Так он, овощь откусывая, приговаривал; стибривая несъедобные овощи, их называл «мандрагорами».
— Бросьте: опять с мандрагором, — его урезонивали.
С сожалением редьку гнилую бросал.
Серафима Сергевна себе улыбалась: осмысленность службы в сравнении с тем, что свершалось за розовым этим забором, — вставала; там — зло; пробежала в подъезд, коридорами, за нарукавничком, за белым фартучком; звали больные снегуркой ее; как повяжется, так день — взапых; всюду бегает: чистые скатерти стелет; и знает, что можно окурок просыпать на стол, — не на скатерть: конфузно; и делалось как-то за скатертью крупное дело: больные себя не засаривали.
Он губами писал, как губернии
Дым из-за труб; разъясненье, растменье редеющее, сине-сизое, голубо-сизое; встали малиновые и оранжево-карие пятна деревьев, не свеявших листья; дом розовый бело-колонный подъездом и белою лепкой гирлянд поднимал расширения окон, как очи, вперенные в голубоватый прозор.
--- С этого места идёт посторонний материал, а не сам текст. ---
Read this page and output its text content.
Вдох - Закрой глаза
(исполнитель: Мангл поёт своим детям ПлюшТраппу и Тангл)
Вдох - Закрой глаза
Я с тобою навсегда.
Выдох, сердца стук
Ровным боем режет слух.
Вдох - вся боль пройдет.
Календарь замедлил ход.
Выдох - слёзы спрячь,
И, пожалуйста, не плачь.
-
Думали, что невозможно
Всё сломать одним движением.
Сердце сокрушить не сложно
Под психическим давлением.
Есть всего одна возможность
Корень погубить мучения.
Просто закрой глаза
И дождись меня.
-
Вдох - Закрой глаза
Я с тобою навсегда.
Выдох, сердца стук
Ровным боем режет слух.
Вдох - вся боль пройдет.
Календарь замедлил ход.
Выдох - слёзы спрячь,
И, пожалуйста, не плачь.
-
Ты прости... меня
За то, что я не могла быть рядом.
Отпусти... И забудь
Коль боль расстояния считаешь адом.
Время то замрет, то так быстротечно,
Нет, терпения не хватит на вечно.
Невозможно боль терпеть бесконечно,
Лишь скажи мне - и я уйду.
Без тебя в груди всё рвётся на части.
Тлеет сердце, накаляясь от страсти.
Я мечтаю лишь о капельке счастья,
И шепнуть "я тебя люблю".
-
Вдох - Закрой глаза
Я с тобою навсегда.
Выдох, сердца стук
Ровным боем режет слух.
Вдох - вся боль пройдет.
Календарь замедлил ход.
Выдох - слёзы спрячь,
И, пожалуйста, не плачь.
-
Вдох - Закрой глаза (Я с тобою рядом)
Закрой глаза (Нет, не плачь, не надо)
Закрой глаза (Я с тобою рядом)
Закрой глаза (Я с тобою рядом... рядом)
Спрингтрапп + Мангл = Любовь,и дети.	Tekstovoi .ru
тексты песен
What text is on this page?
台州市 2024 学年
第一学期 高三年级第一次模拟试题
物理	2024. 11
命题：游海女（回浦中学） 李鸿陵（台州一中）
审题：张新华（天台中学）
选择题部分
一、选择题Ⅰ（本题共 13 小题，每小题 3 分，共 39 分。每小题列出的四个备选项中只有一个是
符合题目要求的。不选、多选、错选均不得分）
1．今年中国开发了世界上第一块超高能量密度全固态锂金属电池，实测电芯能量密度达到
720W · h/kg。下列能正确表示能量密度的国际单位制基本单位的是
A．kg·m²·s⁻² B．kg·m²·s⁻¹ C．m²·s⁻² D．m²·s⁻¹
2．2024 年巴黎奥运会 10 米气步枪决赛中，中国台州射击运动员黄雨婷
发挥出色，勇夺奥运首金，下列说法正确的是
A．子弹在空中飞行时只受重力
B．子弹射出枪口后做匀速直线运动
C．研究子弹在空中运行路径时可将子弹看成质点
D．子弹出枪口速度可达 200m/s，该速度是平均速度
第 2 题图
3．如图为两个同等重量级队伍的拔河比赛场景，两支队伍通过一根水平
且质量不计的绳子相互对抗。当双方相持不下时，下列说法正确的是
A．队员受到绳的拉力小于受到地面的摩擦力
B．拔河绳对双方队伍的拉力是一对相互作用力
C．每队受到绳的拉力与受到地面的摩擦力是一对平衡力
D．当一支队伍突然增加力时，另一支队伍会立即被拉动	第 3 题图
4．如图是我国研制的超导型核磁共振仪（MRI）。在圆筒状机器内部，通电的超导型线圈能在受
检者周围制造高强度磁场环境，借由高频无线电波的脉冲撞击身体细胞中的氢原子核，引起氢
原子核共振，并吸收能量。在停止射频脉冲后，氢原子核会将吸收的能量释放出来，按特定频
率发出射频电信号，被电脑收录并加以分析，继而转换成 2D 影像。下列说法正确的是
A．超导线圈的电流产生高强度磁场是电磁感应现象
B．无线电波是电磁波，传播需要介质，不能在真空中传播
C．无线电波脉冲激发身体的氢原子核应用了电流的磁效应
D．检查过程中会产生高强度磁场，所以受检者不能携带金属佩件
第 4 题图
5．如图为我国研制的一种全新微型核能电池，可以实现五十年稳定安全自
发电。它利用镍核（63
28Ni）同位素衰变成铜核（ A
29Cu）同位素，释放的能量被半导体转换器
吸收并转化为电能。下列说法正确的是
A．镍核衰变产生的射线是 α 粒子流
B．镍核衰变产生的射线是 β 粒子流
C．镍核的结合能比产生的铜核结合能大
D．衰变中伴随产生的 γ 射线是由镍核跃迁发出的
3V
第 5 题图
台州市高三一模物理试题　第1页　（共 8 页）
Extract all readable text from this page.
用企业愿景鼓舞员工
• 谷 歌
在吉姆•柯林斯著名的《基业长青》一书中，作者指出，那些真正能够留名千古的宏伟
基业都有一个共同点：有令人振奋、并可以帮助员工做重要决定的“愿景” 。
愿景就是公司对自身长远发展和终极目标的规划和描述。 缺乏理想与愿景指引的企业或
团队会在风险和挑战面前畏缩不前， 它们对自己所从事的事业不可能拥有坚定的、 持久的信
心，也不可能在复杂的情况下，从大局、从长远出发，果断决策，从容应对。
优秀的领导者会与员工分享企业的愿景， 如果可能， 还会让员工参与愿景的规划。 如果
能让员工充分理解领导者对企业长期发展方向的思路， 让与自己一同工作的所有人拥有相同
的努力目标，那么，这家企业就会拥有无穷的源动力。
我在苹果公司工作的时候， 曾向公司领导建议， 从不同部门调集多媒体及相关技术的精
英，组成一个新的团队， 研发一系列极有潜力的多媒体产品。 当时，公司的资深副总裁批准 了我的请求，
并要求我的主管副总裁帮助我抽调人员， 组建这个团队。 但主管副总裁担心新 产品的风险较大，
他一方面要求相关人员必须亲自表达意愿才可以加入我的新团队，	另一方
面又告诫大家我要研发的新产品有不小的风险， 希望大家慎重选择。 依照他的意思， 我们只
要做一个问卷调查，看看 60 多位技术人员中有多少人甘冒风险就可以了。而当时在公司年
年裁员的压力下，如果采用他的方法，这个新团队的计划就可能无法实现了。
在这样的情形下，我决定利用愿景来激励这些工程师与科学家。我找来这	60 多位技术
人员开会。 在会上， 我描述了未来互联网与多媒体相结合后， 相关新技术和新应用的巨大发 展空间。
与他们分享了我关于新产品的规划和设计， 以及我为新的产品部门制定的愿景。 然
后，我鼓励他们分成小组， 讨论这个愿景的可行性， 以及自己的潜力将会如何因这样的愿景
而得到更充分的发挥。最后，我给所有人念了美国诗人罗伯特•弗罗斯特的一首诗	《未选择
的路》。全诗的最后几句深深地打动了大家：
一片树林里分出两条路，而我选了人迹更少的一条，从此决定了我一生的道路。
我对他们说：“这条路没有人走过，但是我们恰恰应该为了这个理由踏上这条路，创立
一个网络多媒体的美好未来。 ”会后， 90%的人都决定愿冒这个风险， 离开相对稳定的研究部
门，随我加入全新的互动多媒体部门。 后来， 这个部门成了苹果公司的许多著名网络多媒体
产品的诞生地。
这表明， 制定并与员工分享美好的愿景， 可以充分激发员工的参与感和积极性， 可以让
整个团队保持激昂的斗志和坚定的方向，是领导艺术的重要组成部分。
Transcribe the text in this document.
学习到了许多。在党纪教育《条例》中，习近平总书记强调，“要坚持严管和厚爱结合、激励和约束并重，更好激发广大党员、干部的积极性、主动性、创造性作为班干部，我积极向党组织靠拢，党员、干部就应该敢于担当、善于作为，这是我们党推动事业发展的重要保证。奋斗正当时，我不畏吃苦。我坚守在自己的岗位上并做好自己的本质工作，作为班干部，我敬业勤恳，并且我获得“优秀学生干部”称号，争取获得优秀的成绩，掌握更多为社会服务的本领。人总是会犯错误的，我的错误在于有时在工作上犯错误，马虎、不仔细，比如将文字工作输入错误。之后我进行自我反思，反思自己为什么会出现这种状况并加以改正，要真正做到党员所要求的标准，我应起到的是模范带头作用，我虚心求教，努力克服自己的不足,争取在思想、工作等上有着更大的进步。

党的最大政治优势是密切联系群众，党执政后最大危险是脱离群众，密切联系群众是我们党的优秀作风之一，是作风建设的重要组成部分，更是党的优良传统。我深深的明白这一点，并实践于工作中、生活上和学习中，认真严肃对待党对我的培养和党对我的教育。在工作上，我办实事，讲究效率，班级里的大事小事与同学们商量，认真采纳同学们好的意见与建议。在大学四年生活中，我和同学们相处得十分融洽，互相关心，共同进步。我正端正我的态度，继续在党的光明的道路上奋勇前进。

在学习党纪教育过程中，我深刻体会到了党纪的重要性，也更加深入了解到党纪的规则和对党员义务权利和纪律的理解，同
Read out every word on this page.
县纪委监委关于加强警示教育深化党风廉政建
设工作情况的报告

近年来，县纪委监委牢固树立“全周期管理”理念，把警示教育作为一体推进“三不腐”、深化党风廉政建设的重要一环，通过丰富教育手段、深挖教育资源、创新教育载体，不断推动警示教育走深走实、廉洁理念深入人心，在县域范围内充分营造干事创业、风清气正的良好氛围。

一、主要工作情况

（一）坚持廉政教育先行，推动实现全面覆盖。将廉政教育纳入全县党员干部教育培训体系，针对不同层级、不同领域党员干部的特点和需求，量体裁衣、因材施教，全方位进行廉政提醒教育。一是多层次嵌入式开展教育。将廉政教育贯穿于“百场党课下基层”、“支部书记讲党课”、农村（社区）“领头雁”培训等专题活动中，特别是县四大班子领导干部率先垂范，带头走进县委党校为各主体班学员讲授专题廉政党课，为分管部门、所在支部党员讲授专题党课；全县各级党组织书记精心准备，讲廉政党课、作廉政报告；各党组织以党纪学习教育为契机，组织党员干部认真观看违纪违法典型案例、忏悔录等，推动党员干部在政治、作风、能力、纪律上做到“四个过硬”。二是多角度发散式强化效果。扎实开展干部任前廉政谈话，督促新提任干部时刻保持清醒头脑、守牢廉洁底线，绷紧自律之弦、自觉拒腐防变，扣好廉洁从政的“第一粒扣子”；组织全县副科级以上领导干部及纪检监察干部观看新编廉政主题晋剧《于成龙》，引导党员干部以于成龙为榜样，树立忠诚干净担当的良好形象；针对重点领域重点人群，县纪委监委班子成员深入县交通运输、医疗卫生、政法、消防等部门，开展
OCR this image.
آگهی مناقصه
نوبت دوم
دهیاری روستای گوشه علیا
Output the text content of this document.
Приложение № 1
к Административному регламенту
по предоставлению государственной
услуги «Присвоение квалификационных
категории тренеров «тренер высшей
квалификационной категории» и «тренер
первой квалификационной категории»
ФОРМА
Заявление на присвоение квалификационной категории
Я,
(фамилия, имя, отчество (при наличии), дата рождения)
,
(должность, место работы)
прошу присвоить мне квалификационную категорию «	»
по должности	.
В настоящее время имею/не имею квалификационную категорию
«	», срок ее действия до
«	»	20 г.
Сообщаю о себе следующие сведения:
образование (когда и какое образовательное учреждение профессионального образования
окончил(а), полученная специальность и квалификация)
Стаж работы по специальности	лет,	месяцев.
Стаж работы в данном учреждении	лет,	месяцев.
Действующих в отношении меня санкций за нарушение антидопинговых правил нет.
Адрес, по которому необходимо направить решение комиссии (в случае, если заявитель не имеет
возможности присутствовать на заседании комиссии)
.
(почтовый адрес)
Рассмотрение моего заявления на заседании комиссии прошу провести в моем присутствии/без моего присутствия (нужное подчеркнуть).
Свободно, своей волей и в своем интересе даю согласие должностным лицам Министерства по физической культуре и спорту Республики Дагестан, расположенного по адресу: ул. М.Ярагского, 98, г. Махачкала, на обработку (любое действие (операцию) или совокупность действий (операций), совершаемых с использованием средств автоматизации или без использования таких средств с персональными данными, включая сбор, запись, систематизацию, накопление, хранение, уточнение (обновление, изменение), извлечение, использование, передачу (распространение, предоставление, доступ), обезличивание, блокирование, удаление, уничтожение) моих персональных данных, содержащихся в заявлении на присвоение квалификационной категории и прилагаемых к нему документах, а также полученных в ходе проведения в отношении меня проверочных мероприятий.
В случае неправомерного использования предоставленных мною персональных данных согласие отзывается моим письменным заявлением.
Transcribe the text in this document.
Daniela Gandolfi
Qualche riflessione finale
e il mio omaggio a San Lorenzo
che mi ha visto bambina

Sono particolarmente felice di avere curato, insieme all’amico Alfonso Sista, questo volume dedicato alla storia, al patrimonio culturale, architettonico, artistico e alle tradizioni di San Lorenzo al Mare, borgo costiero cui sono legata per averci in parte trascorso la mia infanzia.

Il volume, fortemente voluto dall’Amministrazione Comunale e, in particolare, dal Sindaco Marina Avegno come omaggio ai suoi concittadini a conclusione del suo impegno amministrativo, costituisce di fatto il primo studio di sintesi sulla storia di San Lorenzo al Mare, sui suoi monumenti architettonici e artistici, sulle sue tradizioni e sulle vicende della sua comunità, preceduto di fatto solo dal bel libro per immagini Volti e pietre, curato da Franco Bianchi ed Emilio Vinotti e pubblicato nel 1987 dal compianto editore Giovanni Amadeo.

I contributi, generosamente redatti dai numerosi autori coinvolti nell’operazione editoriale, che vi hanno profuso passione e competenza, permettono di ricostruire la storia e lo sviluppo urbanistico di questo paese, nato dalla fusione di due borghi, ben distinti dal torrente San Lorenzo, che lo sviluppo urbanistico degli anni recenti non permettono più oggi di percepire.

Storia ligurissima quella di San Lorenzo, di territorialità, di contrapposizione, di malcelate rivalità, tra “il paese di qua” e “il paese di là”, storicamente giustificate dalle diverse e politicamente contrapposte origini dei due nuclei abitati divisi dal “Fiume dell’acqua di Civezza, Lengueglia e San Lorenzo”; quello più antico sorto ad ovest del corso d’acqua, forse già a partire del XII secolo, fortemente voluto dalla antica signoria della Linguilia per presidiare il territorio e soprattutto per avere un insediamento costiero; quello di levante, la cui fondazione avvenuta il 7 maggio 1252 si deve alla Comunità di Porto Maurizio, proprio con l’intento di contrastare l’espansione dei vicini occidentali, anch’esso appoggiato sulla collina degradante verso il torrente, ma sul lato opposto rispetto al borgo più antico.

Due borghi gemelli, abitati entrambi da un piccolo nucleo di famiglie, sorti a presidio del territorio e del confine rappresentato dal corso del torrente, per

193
Распахнулся оконный квадрат: чье жилье? Штора, веко, — открылась; но — мгла из-за шторы глядела; и кто-то к окну подошел, как зрачок, появившийся в глазе; старик коренастый — в халате: фон — голубо-серый, с оранжево-карею, с кубовою игрой пятен; он кистью играл, а на глазе — квадратец заплаты безглазился.
Каждое утро — окно открывалось; и в нем появлялся старик этот пестрый: на черной заплате вселенной стоять.
А позднее больные валили в открытые двери подъезда; их вел Аведик Дереникович Тер-Препопанц, ординатор и доктор по нервным болезням; с ним шли: Плечепляткин, студент, сестра в белом и унтер в отставке, седой Пятифыфрев, с седым инвалидом, — с Пупричных, — влачащимся на костылях.
Новички под окном — старику и халату дивились: расспрашивали:
— Кто такой?
— Он — профессор своей знаменитости: глаз ему жгли, колотили; ум выколотили!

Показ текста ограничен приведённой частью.